OOH! There’s a picture in the final chapter, featuring the BSC, some of the kids, and the We Heart Kids Club. It’s actually accurate to the notebook entry as to who was talking to whom. Oh, and Abby, who is actually lip-synching Elvis in the picture, appears to have forgotten her pants. I really wish I could upload these drawings, because that part is funny, as is the picture of Kristy and MA in San Francisco. MA looks like someone mashed her face up flat.
Since Claudia had very little to do in this book, there’s an offhand comment about her buying a sketch in an ugly frame that looks like it’s inspired by Georgia O’Keeffe. Jack’s friend, the owner of the RV, sees it when Claudia is trying to remove the frame and agrees that it’s an O’Keeffe knock-off…until the frame comes off and it’s revealed to be an authentic O’Keeffe.
The book ends with a couple of WHKC comments, like how Jill is thirteen going on eleven. This to me is a lead up to the California Diaries books, which had already started to be published. Yet, Maggie’s hair is still all green and punk, while when the CD start, she’s got a blonde bob.
Of course, the epilogue is all letters. It includes the following spelling errors:
            DM: Romny (Romney), Lesster/Leter (Lester), leter, killd; youre for your, hear for here, rite for write, blue for blew
            Jeff: its for it’s, you’re for your
            Claudia: thot, alot, conversasion, generus, scetsh, evury, becuase, inspirred, feling, valuble, scetch, youll; its for it’s
My final super special, except the FFs ones.

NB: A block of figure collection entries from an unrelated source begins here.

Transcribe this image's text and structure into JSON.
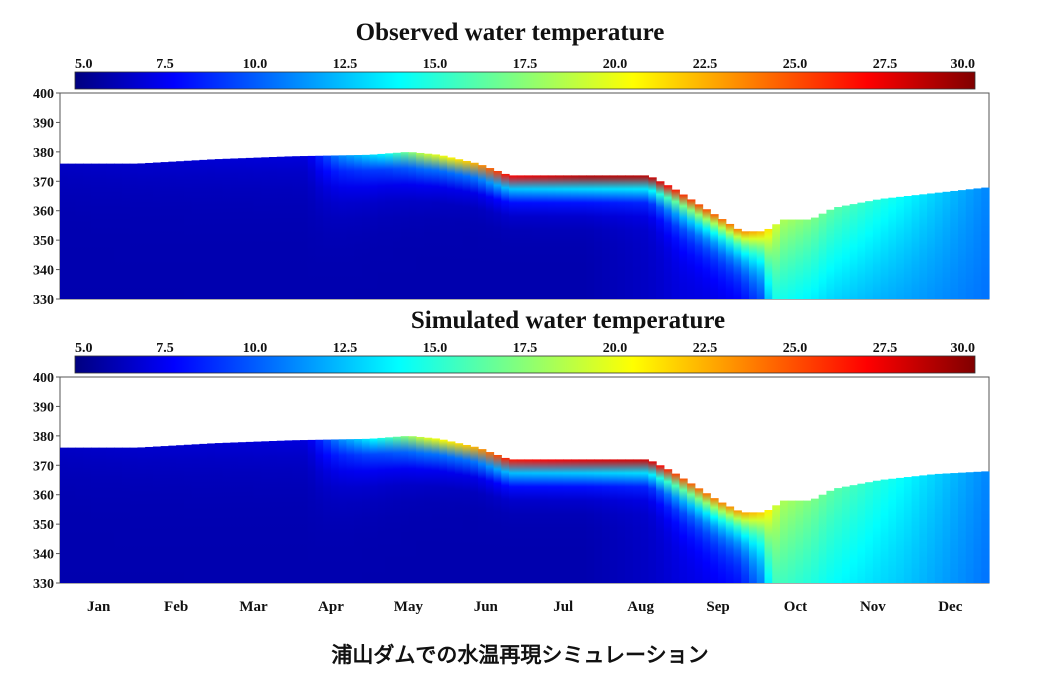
{
  "chart_data": [
    {
      "type": "heatmap",
      "title": "Observed water temperature",
      "colorbar": {
        "ticks": [
          "5.0",
          "7.5",
          "10.0",
          "12.5",
          "15.0",
          "17.5",
          "20.0",
          "22.5",
          "25.0",
          "27.5",
          "30.0"
        ],
        "range": [
          5,
          30
        ]
      },
      "y_ticks": [
        "400",
        "390",
        "380",
        "370",
        "360",
        "350",
        "340",
        "330"
      ],
      "ylim": [
        330,
        400
      ],
      "xlim": [
        0,
        12
      ],
      "surface_level": [
        [
          0,
          376
        ],
        [
          1,
          376
        ],
        [
          2,
          377.5
        ],
        [
          3,
          378.5
        ],
        [
          4,
          379
        ],
        [
          4.5,
          380
        ],
        [
          4.9,
          379
        ],
        [
          5.4,
          376
        ],
        [
          5.8,
          372
        ],
        [
          6.5,
          372
        ],
        [
          7,
          372
        ],
        [
          7.6,
          372
        ],
        [
          7.9,
          368
        ],
        [
          8.5,
          358
        ],
        [
          8.8,
          353
        ],
        [
          9.1,
          353
        ],
        [
          9.35,
          357
        ],
        [
          9.7,
          357
        ],
        [
          10,
          361
        ],
        [
          10.6,
          364
        ],
        [
          11.3,
          366
        ],
        [
          12,
          368
        ]
      ],
      "profile": [
        {
          "x": 0,
          "top": 6.5,
          "depth_scale": 10,
          "bottom": 6
        },
        {
          "x": 3.2,
          "top": 7,
          "depth_scale": 10,
          "bottom": 6
        },
        {
          "x": 3.6,
          "top": 11,
          "depth_scale": 8,
          "bottom": 6
        },
        {
          "x": 4.2,
          "top": 14,
          "depth_scale": 6,
          "bottom": 6
        },
        {
          "x": 4.7,
          "top": 19,
          "depth_scale": 5,
          "bottom": 6
        },
        {
          "x": 5.3,
          "top": 22,
          "depth_scale": 4,
          "bottom": 6
        },
        {
          "x": 5.8,
          "top": 27,
          "depth_scale": 4,
          "bottom": 6
        },
        {
          "x": 6.8,
          "top": 28.5,
          "depth_scale": 4,
          "bottom": 6
        },
        {
          "x": 7.6,
          "top": 28.5,
          "depth_scale": 4,
          "bottom": 6.5
        },
        {
          "x": 8,
          "top": 26,
          "depth_scale": 6,
          "bottom": 7
        },
        {
          "x": 8.8,
          "top": 23.5,
          "depth_scale": 8,
          "bottom": 7
        },
        {
          "x": 9.1,
          "top": 22,
          "depth_scale": 14,
          "bottom": 7
        },
        {
          "x": 9.3,
          "top": 18.5,
          "depth_scale": 60,
          "bottom": 7.5
        },
        {
          "x": 9.9,
          "top": 16.5,
          "depth_scale": 60,
          "bottom": 8
        },
        {
          "x": 10.9,
          "top": 14,
          "depth_scale": 60,
          "bottom": 9
        },
        {
          "x": 12,
          "top": 11,
          "depth_scale": 60,
          "bottom": 10
        }
      ]
    },
    {
      "type": "heatmap",
      "title": "Simulated water temperature",
      "colorbar": {
        "ticks": [
          "5.0",
          "7.5",
          "10.0",
          "12.5",
          "15.0",
          "17.5",
          "20.0",
          "22.5",
          "25.0",
          "27.5",
          "30.0"
        ],
        "range": [
          5,
          30
        ]
      },
      "y_ticks": [
        "400",
        "390",
        "380",
        "370",
        "360",
        "350",
        "340",
        "330"
      ],
      "x_ticks": [
        "Jan",
        "Feb",
        "Mar",
        "Apr",
        "May",
        "Jun",
        "Jul",
        "Aug",
        "Sep",
        "Oct",
        "Nov",
        "Dec"
      ],
      "ylim": [
        330,
        400
      ],
      "xlim": [
        0,
        12
      ],
      "surface_level": [
        [
          0,
          376
        ],
        [
          1,
          376
        ],
        [
          2,
          377.5
        ],
        [
          3,
          378.5
        ],
        [
          4,
          379
        ],
        [
          4.5,
          380
        ],
        [
          4.9,
          379
        ],
        [
          5.4,
          376
        ],
        [
          5.8,
          372
        ],
        [
          6.5,
          372
        ],
        [
          7,
          372
        ],
        [
          7.6,
          372
        ],
        [
          7.9,
          368
        ],
        [
          8.5,
          358
        ],
        [
          8.8,
          354
        ],
        [
          9.1,
          354
        ],
        [
          9.35,
          358
        ],
        [
          9.7,
          358
        ],
        [
          10,
          362
        ],
        [
          10.6,
          365
        ],
        [
          11.3,
          367
        ],
        [
          12,
          368
        ]
      ],
      "profile": [
        {
          "x": 0,
          "top": 6.5,
          "depth_scale": 10,
          "bottom": 6
        },
        {
          "x": 3.2,
          "top": 7,
          "depth_scale": 10,
          "bottom": 6
        },
        {
          "x": 3.6,
          "top": 11,
          "depth_scale": 8,
          "bottom": 6
        },
        {
          "x": 4.2,
          "top": 15,
          "depth_scale": 6,
          "bottom": 6
        },
        {
          "x": 4.7,
          "top": 19.5,
          "depth_scale": 5,
          "bottom": 6
        },
        {
          "x": 5.3,
          "top": 22,
          "depth_scale": 4,
          "bottom": 6
        },
        {
          "x": 5.8,
          "top": 26.5,
          "depth_scale": 4,
          "bottom": 6
        },
        {
          "x": 6.8,
          "top": 27.5,
          "depth_scale": 4,
          "bottom": 6
        },
        {
          "x": 7.6,
          "top": 28,
          "depth_scale": 4,
          "bottom": 6.5
        },
        {
          "x": 8,
          "top": 25,
          "depth_scale": 6,
          "bottom": 7
        },
        {
          "x": 8.8,
          "top": 23,
          "depth_scale": 8,
          "bottom": 7.5
        },
        {
          "x": 9.1,
          "top": 21.5,
          "depth_scale": 14,
          "bottom": 9
        },
        {
          "x": 9.3,
          "top": 18.5,
          "depth_scale": 60,
          "bottom": 11
        },
        {
          "x": 9.9,
          "top": 16.5,
          "depth_scale": 60,
          "bottom": 11
        },
        {
          "x": 10.9,
          "top": 14,
          "depth_scale": 60,
          "bottom": 11
        },
        {
          "x": 12,
          "top": 11,
          "depth_scale": 60,
          "bottom": 10
        }
      ]
    }
  ],
  "caption": "浦山ダムでの水温再現シミュレーション",
  "colors": {
    "jet_stops": [
      "#000080",
      "#0000ff",
      "#00ffff",
      "#ffff00",
      "#ff0000",
      "#800000"
    ],
    "frame": "#555555"
  }
}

Next: #111, also known as ‘Stacey tries to change someone to make her fit in instead of accepting her for who she is.’ Should be fun!

1 comment:

  1. The Brewers/Pirates bit confused me too. Was it just a flat-out mistake or someone trying to be clever about Kristy's step-family being the Brewers?

    And the Seattle part was so disappointing to me. I'm from that area and wanted "my" section to get a better story. No Mariners game? No mention of Mt. Rainier or the ferries on Puget Sound? And how on earth were they able to navigate an RV through downtown?